Yüz yıldır baskı ve şiddet altında yaşayan Arakanlı Müslümanlar, bugüne dek defalarca katliama uğradı. 1942 yılında 150 bin kişinin öldürüldüğü katliamlar, günümüze dek çok kez tekrarlandı. 2017'de yeniden alevlenen olaylarda 600 bini aşkın Arakanlı Bangladeş’e sığındı.

İnsan Hakları İzleme Örgütü, dünya kamuoyuna yaptığı açıklamada, Arakan Müslümanlarının Myanmar ordusunun Rakhine Eyaleti'nin kuzeyinde kapsamlı bir katliam ve kundaklama harekâtı yürüttüğü 2017 yılından bu yana, en ciddi tehditlerle karşı karşıya olduğunu belirtti. 25 Ağustos 2024, ordunun insanlığa karşı işlediği suçların ve 750 binden fazla Arakanlıyı Bangladeş'e kaçmaya zorlayan soykırım hareketinin başlamasının yedinci yıl dönümü.
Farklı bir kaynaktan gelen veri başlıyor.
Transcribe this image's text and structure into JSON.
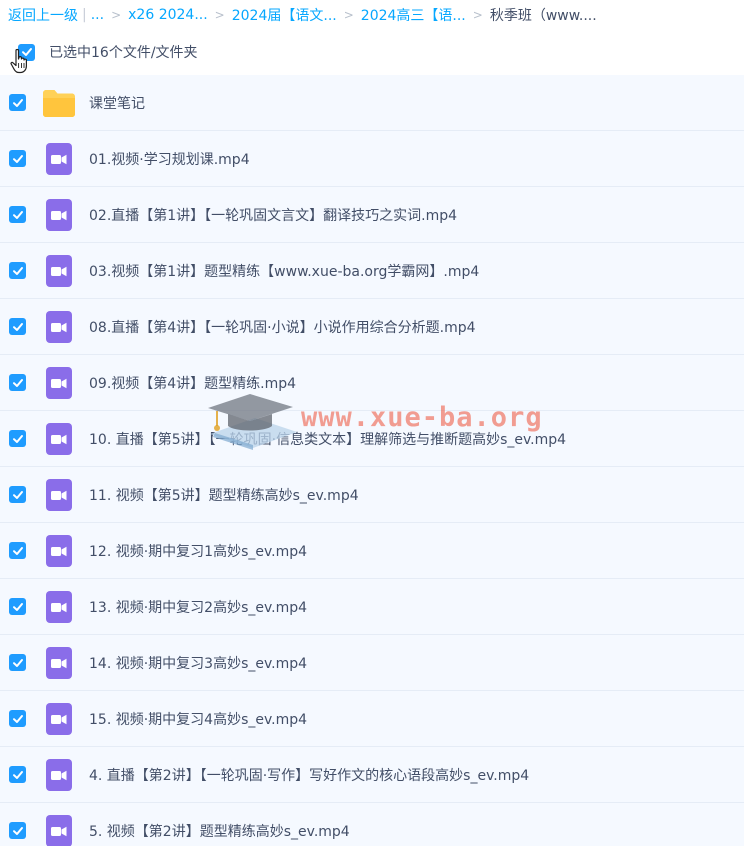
{
  "breadcrumb": {
    "back_label": "返回上一级",
    "divider": "|",
    "ellipsis": "...",
    "separator": ">",
    "items": [
      "x26 2024...",
      "2024届【语文...",
      "2024高三【语...",
      "秋季班（www...."
    ]
  },
  "selection": {
    "label": "已选中16个文件/文件夹"
  },
  "watermark": "www.xue-ba.org",
  "colors": {
    "accent": "#06a7ff",
    "checkbox": "#1f9cff",
    "row_bg": "#f5f9ff",
    "folder": "#ffd157",
    "video_icon": "#8a6de9"
  },
  "files": [
    {
      "name": "课堂笔记",
      "icon": "folder-icon"
    },
    {
      "name": "01.视频·学习规划课.mp4",
      "icon": "video-file-icon"
    },
    {
      "name": "02.直播【第1讲】【一轮巩固文言文】翻译技巧之实词.mp4",
      "icon": "video-file-icon"
    },
    {
      "name": "03.视频【第1讲】题型精练【www.xue-ba.org学霸网】.mp4",
      "icon": "video-file-icon"
    },
    {
      "name": "08.直播【第4讲】【一轮巩固·小说】小说作用综合分析题.mp4",
      "icon": "video-file-icon"
    },
    {
      "name": "09.视频【第4讲】题型精练.mp4",
      "icon": "video-file-icon"
    },
    {
      "name": "10. 直播【第5讲】【一轮巩固·信息类文本】理解筛选与推断题高妙s_ev.mp4",
      "icon": "video-file-icon"
    },
    {
      "name": "11. 视频【第5讲】题型精练高妙s_ev.mp4",
      "icon": "video-file-icon"
    },
    {
      "name": "12. 视频·期中复习1高妙s_ev.mp4",
      "icon": "video-file-icon"
    },
    {
      "name": "13. 视频·期中复习2高妙s_ev.mp4",
      "icon": "video-file-icon"
    },
    {
      "name": "14. 视频·期中复习3高妙s_ev.mp4",
      "icon": "video-file-icon"
    },
    {
      "name": "15. 视频·期中复习4高妙s_ev.mp4",
      "icon": "video-file-icon"
    },
    {
      "name": "4. 直播【第2讲】【一轮巩固·写作】写好作文的核心语段高妙s_ev.mp4",
      "icon": "video-file-icon"
    },
    {
      "name": "5. 视频【第2讲】题型精练高妙s_ev.mp4",
      "icon": "video-file-icon"
    }
  ]
}
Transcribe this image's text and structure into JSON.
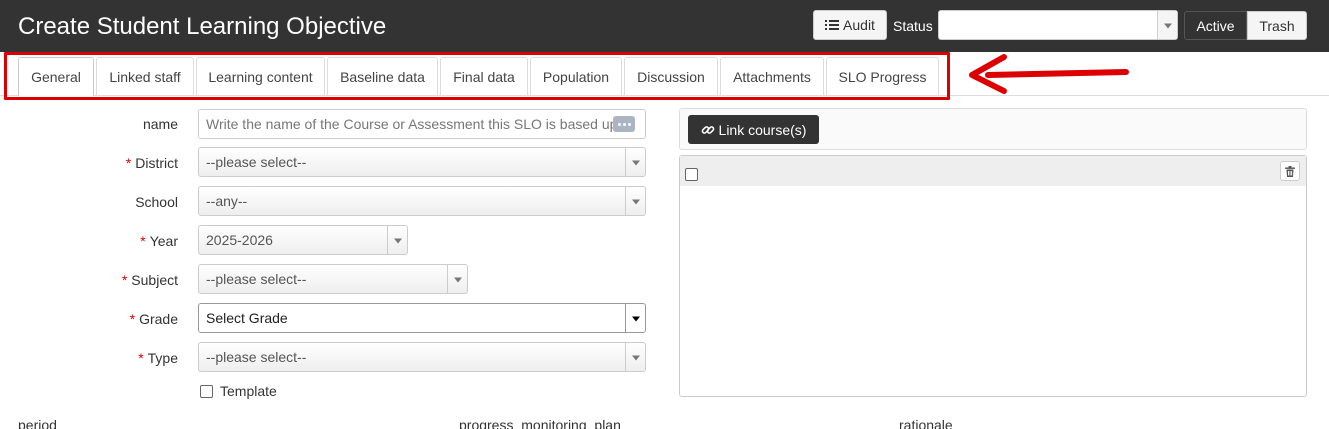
{
  "header": {
    "title": "Create Student Learning Objective",
    "audit_label": "Audit",
    "status_label": "Status",
    "status_value": "",
    "active_label": "Active",
    "trash_label": "Trash"
  },
  "tabs": [
    {
      "label": "General",
      "selected": true
    },
    {
      "label": "Linked staff"
    },
    {
      "label": "Learning content"
    },
    {
      "label": "Baseline data"
    },
    {
      "label": "Final data"
    },
    {
      "label": "Population"
    },
    {
      "label": "Discussion"
    },
    {
      "label": "Attachments"
    },
    {
      "label": "SLO Progress"
    }
  ],
  "form": {
    "name": {
      "label": "name",
      "placeholder": "Write the name of the Course or Assessment this SLO is based upon"
    },
    "district": {
      "label": "District",
      "required": true,
      "value": "--please select--"
    },
    "school": {
      "label": "School",
      "value": "--any--"
    },
    "year": {
      "label": "Year",
      "required": true,
      "value": "2025-2026"
    },
    "subject": {
      "label": "Subject",
      "required": true,
      "value": "--please select--"
    },
    "grade": {
      "label": "Grade",
      "required": true,
      "value": "Select Grade"
    },
    "type": {
      "label": "Type",
      "required": true,
      "value": "--please select--"
    },
    "template": {
      "label": "Template",
      "checked": false
    }
  },
  "courses_panel": {
    "link_button": "Link course(s)"
  },
  "bottom_labels": [
    "period",
    "progress_monitoring_plan",
    "rationale"
  ],
  "colors": {
    "header_bg": "#333333",
    "annotation": "#dd0000",
    "required": "#dd0000"
  }
}
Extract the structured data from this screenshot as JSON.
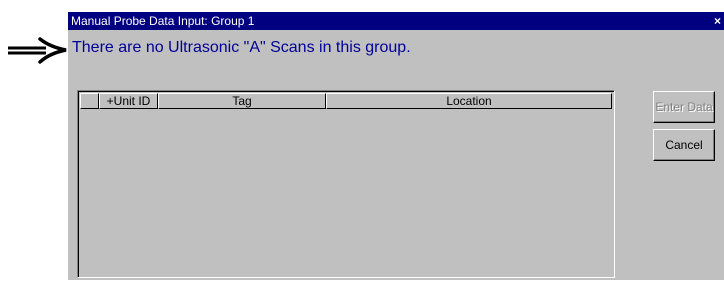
{
  "window": {
    "title": "Manual Probe Data Input: Group 1",
    "close_glyph": "×"
  },
  "message": "There are no Ultrasonic \"A\" Scans in this group.",
  "annotation": {
    "icon": "right-arrow-icon"
  },
  "grid": {
    "columns": [
      "",
      "+Unit ID",
      "Tag",
      "Location"
    ],
    "rows": []
  },
  "buttons": {
    "enter_data": "Enter Data",
    "enter_data_enabled": false,
    "cancel": "Cancel"
  },
  "colors": {
    "title_bar": "#000080",
    "message_text": "#00009a",
    "window_face": "#c0c0c0"
  }
}
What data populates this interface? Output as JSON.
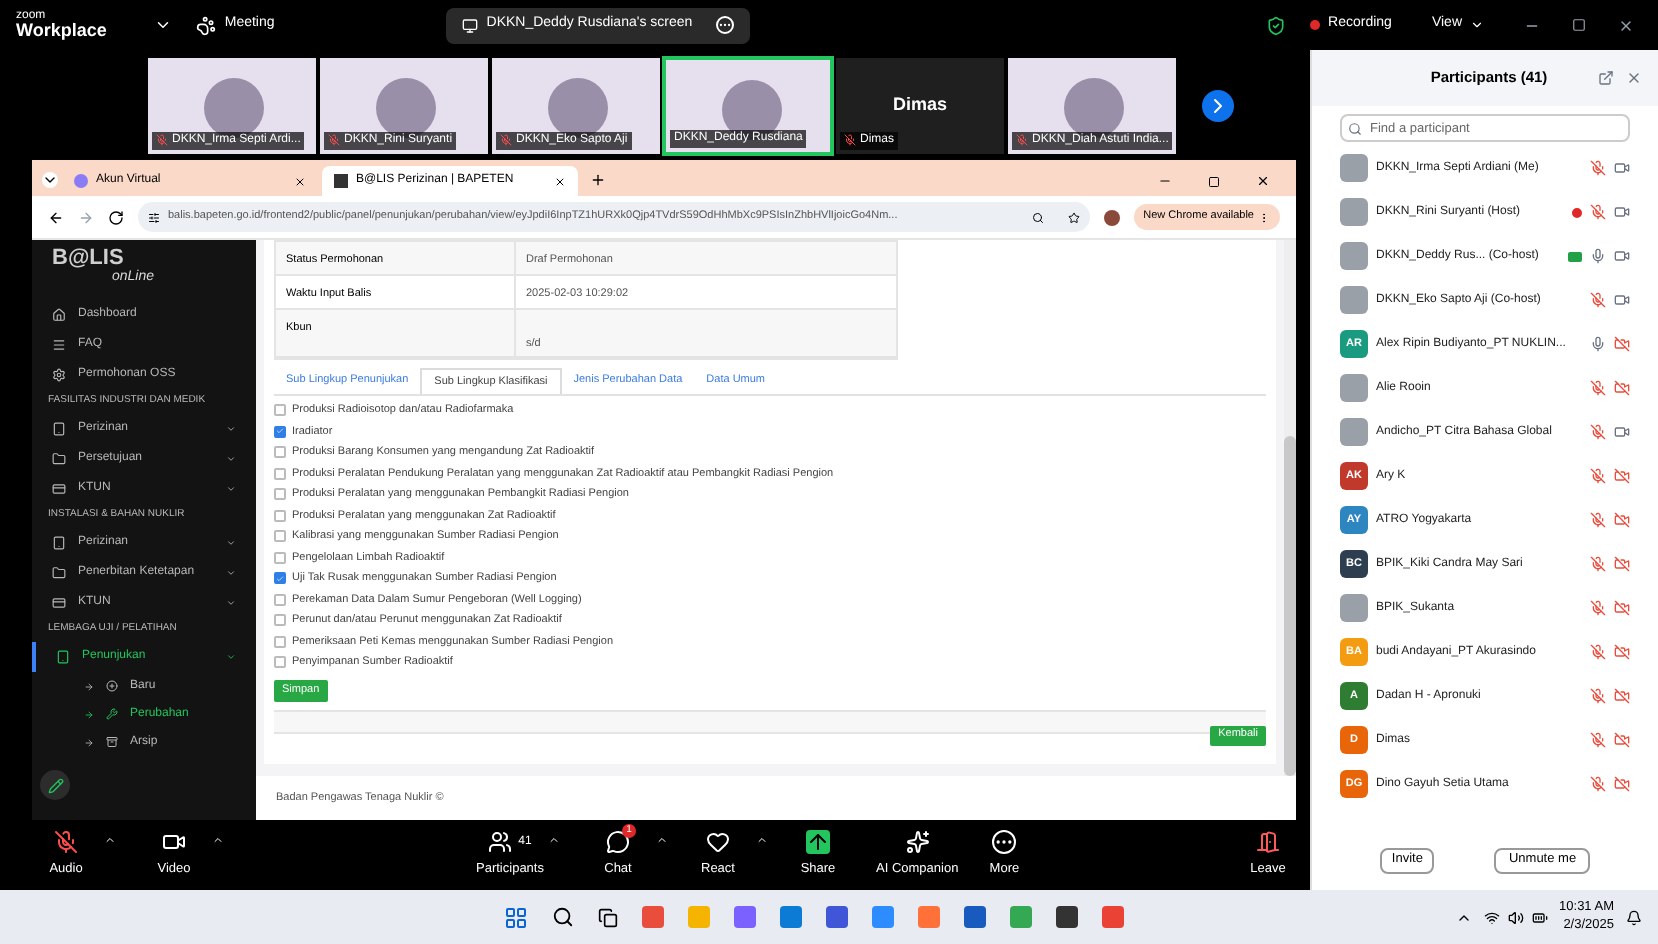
{
  "zoom_bar": {
    "brand_top": "zoom",
    "brand": "Workplace",
    "meeting": "Meeting",
    "share_pill": "DKKN_Deddy Rusdiana's screen",
    "recording": "Recording",
    "view": "View"
  },
  "video_tiles": [
    {
      "name": "DKKN_Irma Septi Ardi...",
      "muted": true,
      "speaking": false,
      "video": true
    },
    {
      "name": "DKKN_Rini Suryanti",
      "muted": true,
      "speaking": false,
      "video": true
    },
    {
      "name": "DKKN_Eko Sapto Aji",
      "muted": true,
      "speaking": false,
      "video": true
    },
    {
      "name": "DKKN_Deddy Rusdiana",
      "muted": false,
      "speaking": true,
      "video": true
    },
    {
      "name": "Dimas",
      "muted": true,
      "speaking": false,
      "video": false,
      "display_name": "Dimas"
    },
    {
      "name": "DKKN_Diah Astuti India...",
      "muted": true,
      "speaking": false,
      "video": true
    }
  ],
  "browser": {
    "tabs": [
      {
        "label": "Akun Virtual",
        "selected": false
      },
      {
        "label": "B@LIS Perizinan | BAPETEN",
        "selected": true
      }
    ],
    "url": "balis.bapeten.go.id/frontend2/public/panel/penunjukan/perubahan/view/eyJpdiI6InpTZ1hURXk0Qjp4TVdrS59OdHhMbXc9PSIsInZhbHVlIjoicGo4Nm...",
    "update_button": "New Chrome available"
  },
  "sidebar": {
    "logo": "B@LIS",
    "logo_sub": "onLine",
    "sections": [
      {
        "items": [
          {
            "label": "Dashboard",
            "expandable": false,
            "selected": false
          },
          {
            "label": "FAQ",
            "expandable": false,
            "selected": false
          },
          {
            "label": "Permohonan OSS",
            "expandable": false,
            "selected": false
          }
        ]
      },
      {
        "title": "FASILITAS INDUSTRI DAN MEDIK",
        "items": [
          {
            "label": "Perizinan",
            "expandable": true,
            "selected": false
          },
          {
            "label": "Persetujuan",
            "expandable": true,
            "selected": false
          },
          {
            "label": "KTUN",
            "expandable": true,
            "selected": false
          }
        ]
      },
      {
        "title": "INSTALASI & BAHAN NUKLIR",
        "items": [
          {
            "label": "Perizinan",
            "expandable": true,
            "selected": false
          },
          {
            "label": "Penerbitan Ketetapan",
            "expandable": true,
            "selected": false
          },
          {
            "label": "KTUN",
            "expandable": true,
            "selected": false
          }
        ]
      },
      {
        "title": "LEMBAGA UJI / PELATIHAN",
        "items": [
          {
            "label": "Penunjukan",
            "expandable": true,
            "selected": true,
            "children": [
              {
                "label": "Baru",
                "selected": false
              },
              {
                "label": "Perubahan",
                "selected": true
              },
              {
                "label": "Arsip",
                "selected": false
              }
            ]
          }
        ]
      }
    ]
  },
  "info_table": [
    {
      "label": "Status Permohonan",
      "value": "Draf Permohonan"
    },
    {
      "label": "Waktu Input Balis",
      "value": "2025-02-03 10:29:02"
    },
    {
      "label": "Kbun",
      "value": "s/d"
    }
  ],
  "tabs": [
    {
      "label": "Sub Lingkup Penunjukan",
      "selected": false
    },
    {
      "label": "Sub Lingkup Klasifikasi",
      "selected": true
    },
    {
      "label": "Jenis Perubahan Data",
      "selected": false
    },
    {
      "label": "Data Umum",
      "selected": false
    }
  ],
  "options": [
    {
      "label": "Produksi Radioisotop dan/atau Radiofarmaka",
      "checked": false
    },
    {
      "label": "Iradiator",
      "checked": true
    },
    {
      "label": "Produksi Barang Konsumen yang mengandung Zat Radioaktif",
      "checked": false
    },
    {
      "label": "Produksi Peralatan Pendukung Peralatan yang menggunakan Zat Radioaktif atau Pembangkit Radiasi Pengion",
      "checked": false
    },
    {
      "label": "Produksi Peralatan yang menggunakan Pembangkit Radiasi Pengion",
      "checked": false
    },
    {
      "label": "Produksi Peralatan yang menggunakan Zat Radioaktif",
      "checked": false
    },
    {
      "label": "Kalibrasi yang menggunakan Sumber Radiasi Pengion",
      "checked": false
    },
    {
      "label": "Pengelolaan Limbah Radioaktif",
      "checked": false
    },
    {
      "label": "Uji Tak Rusak menggunakan Sumber Radiasi Pengion",
      "checked": true
    },
    {
      "label": "Perekaman Data Dalam Sumur Pengeboran (Well Logging)",
      "checked": false
    },
    {
      "label": "Perunut dan/atau Perunut menggunakan Zat Radioaktif",
      "checked": false
    },
    {
      "label": "Pemeriksaan Peti Kemas menggunakan Sumber Radiasi Pengion",
      "checked": false
    },
    {
      "label": "Penyimpanan Sumber Radioaktif",
      "checked": false
    }
  ],
  "save_button": "Simpan",
  "back_button": "Kembali",
  "footer": "Badan Pengawas Tenaga Nuklir ©",
  "toolbar": [
    {
      "kind": "audio",
      "label": "Audio",
      "muted": true
    },
    {
      "kind": "video",
      "label": "Video"
    },
    {
      "kind": "participants",
      "label": "Participants",
      "count": "41"
    },
    {
      "kind": "chat",
      "label": "Chat",
      "badge": "1"
    },
    {
      "kind": "react",
      "label": "React"
    },
    {
      "kind": "share",
      "label": "Share"
    },
    {
      "kind": "ai",
      "label": "AI Companion"
    },
    {
      "kind": "more",
      "label": "More"
    },
    {
      "kind": "leave",
      "label": "Leave"
    }
  ],
  "participants": {
    "title": "Participants (41)",
    "search_placeholder": "Find a participant",
    "list": [
      {
        "name": "DKKN_Irma Septi Ardiani (Me)",
        "mic_muted": true,
        "video_off": false
      },
      {
        "name": "DKKN_Rini Suryanti (Host)",
        "recording": true,
        "mic_muted": true,
        "video_off": false
      },
      {
        "name": "DKKN_Deddy Rus... (Co-host)",
        "sharing": true,
        "mic_muted": false,
        "video_off": false
      },
      {
        "name": "DKKN_Eko Sapto Aji (Co-host)",
        "mic_muted": true,
        "video_off": false
      },
      {
        "name": "Alex Ripin Budiyanto_PT NUKLIN...",
        "initials": "AR",
        "color": "#1a9a7e",
        "mic_muted": false,
        "video_off": true
      },
      {
        "name": "Alie Rooin",
        "mic_muted": true,
        "video_off": true
      },
      {
        "name": "Andicho_PT Citra Bahasa Global",
        "mic_muted": true,
        "video_off": false
      },
      {
        "name": "Ary K",
        "initials": "AK",
        "color": "#c0392b",
        "mic_muted": true,
        "video_off": true
      },
      {
        "name": "ATRO Yogyakarta",
        "initials": "AY",
        "color": "#2e86c1",
        "mic_muted": true,
        "video_off": true
      },
      {
        "name": "BPIK_Kiki Candra May Sari",
        "initials": "BC",
        "color": "#2c3e50",
        "mic_muted": true,
        "video_off": true
      },
      {
        "name": "BPIK_Sukanta",
        "mic_muted": true,
        "video_off": true
      },
      {
        "name": "budi Andayani_PT Akurasindo",
        "initials": "BA",
        "color": "#f39c12",
        "mic_muted": true,
        "video_off": true
      },
      {
        "name": "Dadan H - Apronuki",
        "initials": "A",
        "color": "#2e7d32",
        "mic_muted": true,
        "video_off": true
      },
      {
        "name": "Dimas",
        "initials": "D",
        "color": "#e8650a",
        "mic_muted": true,
        "video_off": true
      },
      {
        "name": "Dino Gayuh Setia Utama",
        "initials": "DG",
        "color": "#e8650a",
        "mic_muted": true,
        "video_off": true
      }
    ],
    "invite": "Invite",
    "unmute": "Unmute me"
  },
  "taskbar": {
    "time": "10:31 AM",
    "date": "2/3/2025"
  }
}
Geçtiğimiz aylarda Myanmar Ordusu ve Etnik Arakan Ordusu, Rakhine Eyaleti'ndeki Müslüman topluluklara karşı katliamlar, kundaklamalar ve yasa dışı askere alma eylemleri gerçekleştirdi. Dünyanın görmezden geldiği vahşetin tanıklarına göre, 5 Ağustos'ta Bangladeş sınırı yakınlarındaki Maungdaw kasabasında, çatışmalardan kaçan sivillere yönelik insansız hava aracı saldırıları ve bombardımanın ardından yaklaşık 200 kişinin öldürüldüğü bildirildi. Hâlen Myanmar'da yaklaşık 630 bin Arakanlı Müslüman, kendilerini yeni çatışmalara karşı son derece savunmasız bırakan bir ırk ayrımı sistemi altında yaşamaya zorlanıyor.

İnsan Hakları İzleme Örgütü Asya Direktörü Elaine Pearson, “Rakhine Eyaleti'ndeki Müslümanlar, ordunun 2017'deki zulmünü trajik bir şekilde anımsatan ihlallere maruz kalıyor," diyor ve ekliyor: “Silahlı kuvvetler bir kez daha binlerce Müslüman'ı öldürerek, evlerini kundaklayarak göçe zorluyor ve onlara gidecek güvenli bir yer bırakmıyor.”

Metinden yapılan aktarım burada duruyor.